Если бы знал отец, куда и зачем он потащился в это как будто обычное утро, если бы застал его здесь, у Волги, в последней готовности к неразумному по его понятиям поступку, он взвился бы в неистовстве от его мальчишества, от очевидной его глупости, от совершенной потери здравого смысла. И был бы прав отец в своем страхе потерять его даже такого, да еще теперь, когда войны уже не было.
Если бы мама нашла его в эти минуты, трудно даже представить исход ее переживаний. Все поняв, она молча уступила бы его упрямой дерзости; угасая от переживаний, ждала бы его на берегу, и, если бы он не одолел, если бы не выплыл, не вернулась бы домой и мама.
То, что он задумал, было жестоко по отношению к матери, к отцу, было жестоко по отношению к себе, было вопреки разуму, но что мог он поделать: чтобы выиграть бой, надо подняться в атаку…
Лодка, в которой Алеша сидел, уже плыла.
Как ни казалась в тихости дня неподвижной осветленная солнцем Волга, он чувствовал по тому, как лодка смещалась, текучую, глубинную ее силу; в первый раз Алеше было страшно перед силой реки.
Ощущение прежней власти над водой в нем жило; сквозь поколы подступившего страха он старался утвердиться в былой своей уверенности пловца. В какую-то минуту ему показалось, что он обрел прежнюю силу и власть над пространством воды, — он поймал это ощущение, оттолкнулся руками от сидения и перекинул свое короткое тело через борт.

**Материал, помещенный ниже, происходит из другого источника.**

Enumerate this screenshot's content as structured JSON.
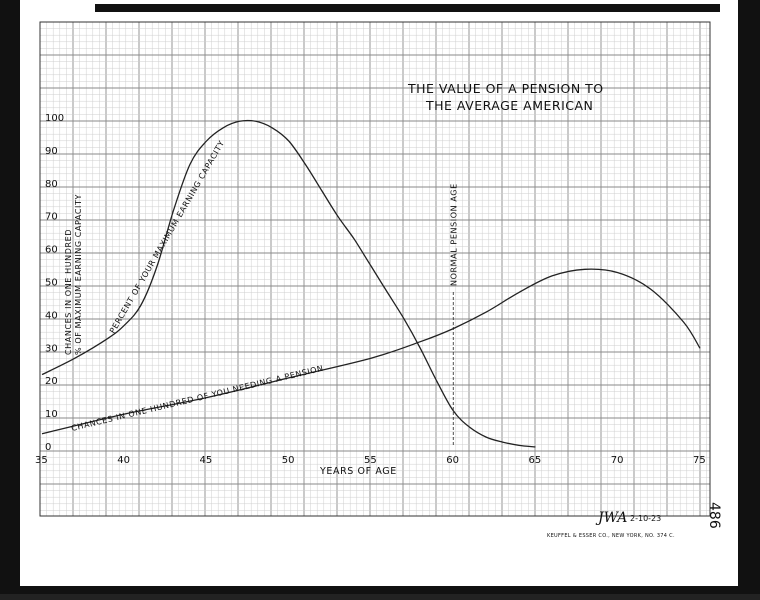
{
  "chart_data": {
    "type": "line",
    "title_lines": [
      "THE VALUE OF A PENSION TO",
      "THE AVERAGE AMERICAN"
    ],
    "xlabel": "YEARS OF AGE",
    "ylabel_lines": [
      "CHANCES IN ONE HUNDRED",
      "% OF MAXIMUM EARNING CAPACITY"
    ],
    "xlim": [
      35,
      75
    ],
    "ylim": [
      0,
      100
    ],
    "x_ticks": [
      35,
      40,
      45,
      50,
      55,
      60,
      65,
      70,
      75
    ],
    "y_ticks": [
      0,
      10,
      20,
      30,
      40,
      50,
      60,
      70,
      80,
      90,
      100
    ],
    "grid": true,
    "series": [
      {
        "name": "PERCENT OF YOUR MAXIMUM EARNING CAPACITY",
        "color": "#222222",
        "points": [
          [
            35,
            22
          ],
          [
            37,
            27
          ],
          [
            39,
            33
          ],
          [
            40,
            37
          ],
          [
            41,
            43
          ],
          [
            42,
            55
          ],
          [
            43,
            72
          ],
          [
            44,
            86
          ],
          [
            45,
            93
          ],
          [
            46,
            97
          ],
          [
            47,
            99
          ],
          [
            48,
            99
          ],
          [
            49,
            97
          ],
          [
            50,
            93
          ],
          [
            51,
            86
          ],
          [
            52,
            78
          ],
          [
            53,
            70
          ],
          [
            54,
            63
          ],
          [
            55,
            55
          ],
          [
            56,
            47
          ],
          [
            57,
            39
          ],
          [
            58,
            30
          ],
          [
            59,
            20
          ],
          [
            60,
            11
          ],
          [
            61,
            6
          ],
          [
            62,
            3
          ],
          [
            63,
            1.5
          ],
          [
            64,
            0.5
          ],
          [
            65,
            0
          ]
        ]
      },
      {
        "name": "CHANCES IN ONE HUNDRED OF YOU NEEDING A PENSION",
        "color": "#222222",
        "points": [
          [
            35,
            4
          ],
          [
            40,
            10
          ],
          [
            45,
            15
          ],
          [
            50,
            21
          ],
          [
            55,
            27
          ],
          [
            58,
            32
          ],
          [
            60,
            36
          ],
          [
            62,
            41
          ],
          [
            64,
            47
          ],
          [
            66,
            52
          ],
          [
            68,
            54
          ],
          [
            70,
            53
          ],
          [
            72,
            48
          ],
          [
            74,
            38
          ],
          [
            75,
            30
          ]
        ]
      }
    ],
    "annotations": [
      {
        "text": "NORMAL PENSION AGE",
        "x": 60,
        "style": "dashed-vertical-line"
      }
    ]
  },
  "footer": {
    "signature": "JWA",
    "date": "2-10-23",
    "maker": "KEUFFEL & ESSER CO., NEW YORK, NO. 374 C.",
    "sheet_number": "486"
  }
}
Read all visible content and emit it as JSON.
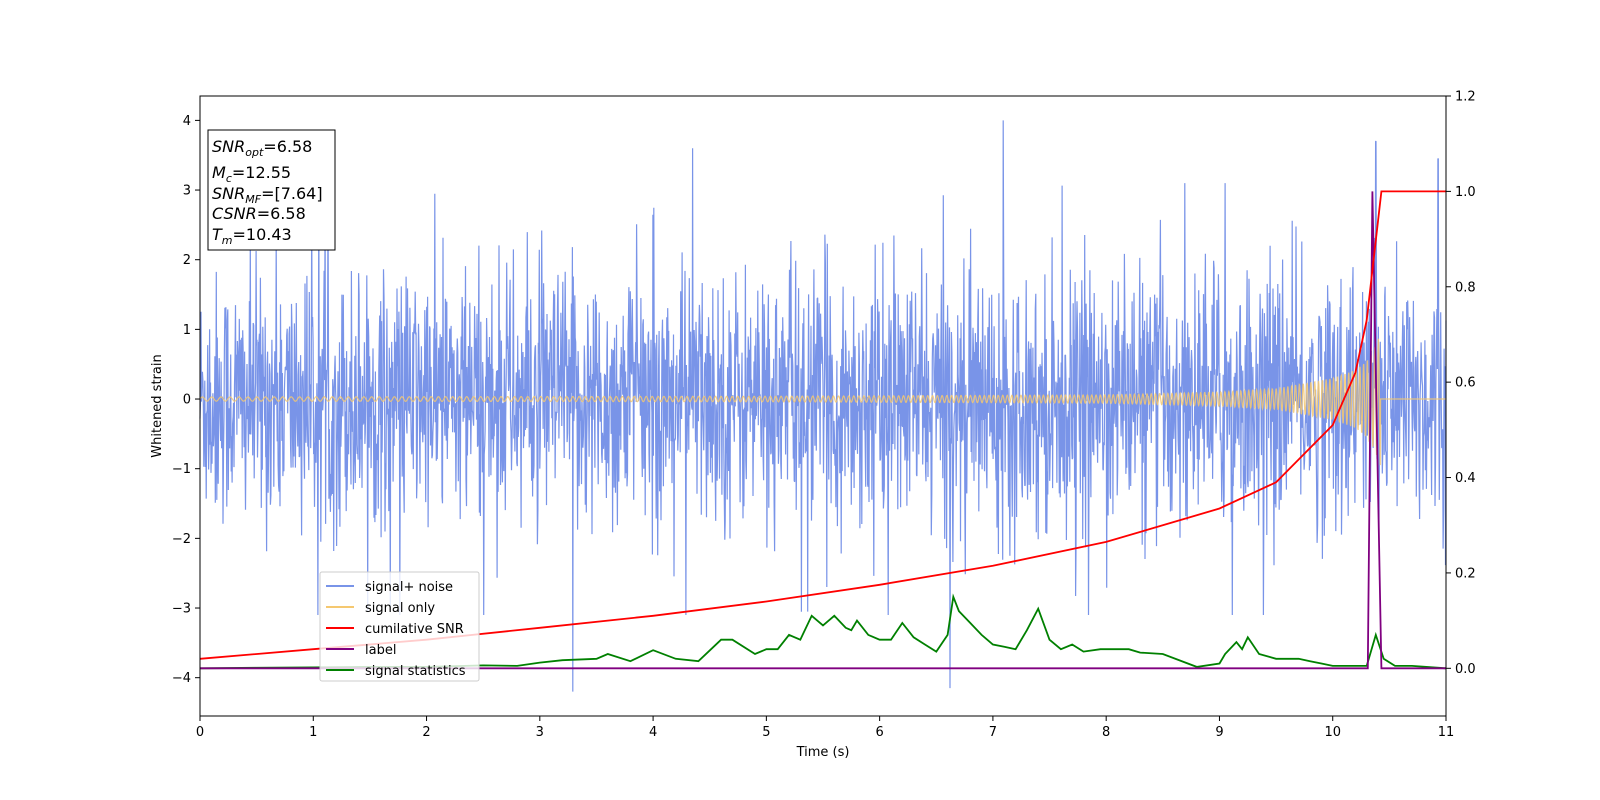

Плыть он не мог. Натренированное послушное тело, всегда без усилий входившее в наилучшее положение для плавных скользящих движений, не приняло привычных ему условий: голова, не уравновешенная тяжестью ног, неостановимо потянула его вниз. Алеша понял, что уже не овладеет увлекающим его в глубину падением, и в тоскливом удивлении перед близким, ненужным, глупым концом своей жизни уже готов был смириться с тем, что уготовил себе сам. Много раз на фронте и на руках врачей, в болезнях и страданиях от ран подходил он и даже переступал последнюю черту бытия. И спасала его не только помощь врачей, — в не меньшей мере и сила заложенной в нем жизни.
И на этот раз, наперекор растерянному сознанию, сила заложенной в нем и не прожитой еще жизни воспротивилась его смирению. Какими-то невероятными круговыми движениями удалось ему на мгновение вытолкнуть себя на поверхность, хватнуть задыхающимся ртом воздух, и снова тяжесть головы утянула его в глубину. Даже в отчаянности борьбы за жизнь Алеша ощущал, что бессмысленно, неумело тратит силы только на то, чтобы развернуться и вытолкнуть голову наверх. Пугаясь нарастающей толщи воды, он в бешенстве работал руками, крутился колесом, то уходил под воду, то снова всплывал, пока наконец ему, обессиленному, не удалось ухватиться за борт лодки, по непонятной случайности не уплывшей от него.
Он лежал на косе, у воды, лицом в песок, без сил, без мыслей, казалось, без чувств, как когда-то в давнюю, еще довоенную пору лежал на этой же косе Васенкин брат Витька, вот так же в отчаянье от неласковой к нему жизни пытавший свою судьбу.
Жизнь повторялась, пусть в другой судьбе, но жизнь повторялась.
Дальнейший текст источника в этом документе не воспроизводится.